Os donos das franquias aprovaram um plano de volta nessa quinta-feira (4) que terá 22 times jogando o resto de uma temporada regular reduzida seguida de uma possível repescagem e, então, os playoffs.

Agora que um acordo aconteceu, a NBA e a associação de jogadores irão virar suas atenções para, coletivamente, negociarem uma série de "regras de transição" na parte financeira - uma necessidade, visto que o acordo de barganha coletiva (CBA) e a divisão de 51/49 dos lucros relacionados a basquete (BRI) entre jogadores e franquias não é feito para lidar corretamente com uma dramática queda nos lucros.

Essas regras irão incluir o futuro econômico da NBA, redução de salário de jogadores e todas as datas futuras do calendário salarial. A NBA também terá que ajustar o calendário salarial de 2020/2021, previsto originalmente para começar em 1º de julho.

Aqui está um detalhamento de tudo que será negociado.
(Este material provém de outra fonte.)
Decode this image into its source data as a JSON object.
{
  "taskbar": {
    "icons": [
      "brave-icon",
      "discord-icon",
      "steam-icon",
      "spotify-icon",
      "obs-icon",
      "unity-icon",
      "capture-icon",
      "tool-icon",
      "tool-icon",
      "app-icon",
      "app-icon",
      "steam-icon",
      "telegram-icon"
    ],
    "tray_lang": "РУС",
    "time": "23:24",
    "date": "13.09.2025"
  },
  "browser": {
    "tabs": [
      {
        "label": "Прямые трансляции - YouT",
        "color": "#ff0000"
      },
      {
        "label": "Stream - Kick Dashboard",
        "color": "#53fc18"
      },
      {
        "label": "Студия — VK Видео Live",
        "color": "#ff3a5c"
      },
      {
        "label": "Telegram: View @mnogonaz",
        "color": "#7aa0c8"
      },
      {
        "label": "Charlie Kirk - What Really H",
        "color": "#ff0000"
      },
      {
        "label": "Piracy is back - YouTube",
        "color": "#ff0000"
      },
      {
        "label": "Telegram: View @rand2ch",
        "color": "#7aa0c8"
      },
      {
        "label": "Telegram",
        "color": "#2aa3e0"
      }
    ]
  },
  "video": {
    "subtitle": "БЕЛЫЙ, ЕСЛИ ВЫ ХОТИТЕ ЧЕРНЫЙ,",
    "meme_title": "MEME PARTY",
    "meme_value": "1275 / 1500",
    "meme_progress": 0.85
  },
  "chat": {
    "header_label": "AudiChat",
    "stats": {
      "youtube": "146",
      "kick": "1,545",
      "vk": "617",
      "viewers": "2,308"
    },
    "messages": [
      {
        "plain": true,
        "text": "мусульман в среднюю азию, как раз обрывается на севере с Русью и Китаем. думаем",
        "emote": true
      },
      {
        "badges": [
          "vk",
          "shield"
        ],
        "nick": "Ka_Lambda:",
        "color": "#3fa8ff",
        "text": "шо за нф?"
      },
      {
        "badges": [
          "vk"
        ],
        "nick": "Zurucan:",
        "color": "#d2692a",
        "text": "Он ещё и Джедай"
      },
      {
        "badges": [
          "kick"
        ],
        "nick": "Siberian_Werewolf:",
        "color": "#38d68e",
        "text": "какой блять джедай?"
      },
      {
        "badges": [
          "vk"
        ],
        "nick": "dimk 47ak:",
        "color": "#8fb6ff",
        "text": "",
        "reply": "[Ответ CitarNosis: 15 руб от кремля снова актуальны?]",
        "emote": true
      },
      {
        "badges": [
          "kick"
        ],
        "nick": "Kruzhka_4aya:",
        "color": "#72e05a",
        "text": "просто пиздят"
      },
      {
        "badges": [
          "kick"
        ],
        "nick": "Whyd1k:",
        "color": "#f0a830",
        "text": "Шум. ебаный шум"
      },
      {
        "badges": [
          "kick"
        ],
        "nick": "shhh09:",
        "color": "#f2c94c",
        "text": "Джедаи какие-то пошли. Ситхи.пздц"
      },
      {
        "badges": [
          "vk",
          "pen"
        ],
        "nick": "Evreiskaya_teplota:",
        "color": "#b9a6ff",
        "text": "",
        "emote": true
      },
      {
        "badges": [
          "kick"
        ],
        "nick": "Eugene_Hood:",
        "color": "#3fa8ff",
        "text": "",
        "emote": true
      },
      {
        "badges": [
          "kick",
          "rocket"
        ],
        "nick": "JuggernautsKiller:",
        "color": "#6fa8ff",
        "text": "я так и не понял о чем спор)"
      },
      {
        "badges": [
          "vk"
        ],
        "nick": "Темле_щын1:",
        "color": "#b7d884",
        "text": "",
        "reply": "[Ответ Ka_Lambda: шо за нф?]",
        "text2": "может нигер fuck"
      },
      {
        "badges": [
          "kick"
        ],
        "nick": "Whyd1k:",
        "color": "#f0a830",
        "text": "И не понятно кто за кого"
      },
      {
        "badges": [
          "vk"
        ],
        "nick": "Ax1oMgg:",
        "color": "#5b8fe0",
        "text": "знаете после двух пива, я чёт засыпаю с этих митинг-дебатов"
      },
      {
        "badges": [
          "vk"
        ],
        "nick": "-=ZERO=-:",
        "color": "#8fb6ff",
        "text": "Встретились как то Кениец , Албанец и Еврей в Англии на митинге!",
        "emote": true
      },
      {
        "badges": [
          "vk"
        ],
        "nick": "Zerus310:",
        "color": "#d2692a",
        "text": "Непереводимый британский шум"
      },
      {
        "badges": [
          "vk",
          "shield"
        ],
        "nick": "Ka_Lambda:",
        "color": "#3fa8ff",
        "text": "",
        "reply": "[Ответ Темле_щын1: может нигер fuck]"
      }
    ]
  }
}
Redução salarial de jogadores

Com a expectativa do BRI cair em, no mínimo, U$ 1 bilhão (R$ 5,2 milhões), a maioria dos jogadores já encarou uma diminuição de 25% dos seus vencimentos referentes a 15 de maio até 1 de junho. A partir de 15 de junho, essa redução de 25% poderia ser alterada dependendo de quantos jogos da temporada regular forem cancelados oficialmente, mas isso está aberto para negociações.

Uma alternativa da NBA é aplicar a clausula que permite deduzir o que cada jogador ganha por partida - praticamente uma dedução de 1% do salário do jogador a cada partida cancelada. No entanto, como a temporada foi suspensa no meio de março, o número de jogos disputados varia entre 67 (Atlanta Hawks) e 63 (Los Angeles Lakers).

Portanto, muitas questões precisam ser discutidas coletivamente, incluindo:

  • A liga irá penalizar os jogadores por um calendário desbalanceado?

  • Os jogadores receberiam crédito por jogos perdidos da temporada regular participando de amistosos?

  • Um jogo de repescagem no novo formato contaria como jogo de temporada regular?

  • O que acontece se um jogador se recusar a jogar para preservar sua saúde? A liga tem a autoridade para deduzir seu pagamento por jogo?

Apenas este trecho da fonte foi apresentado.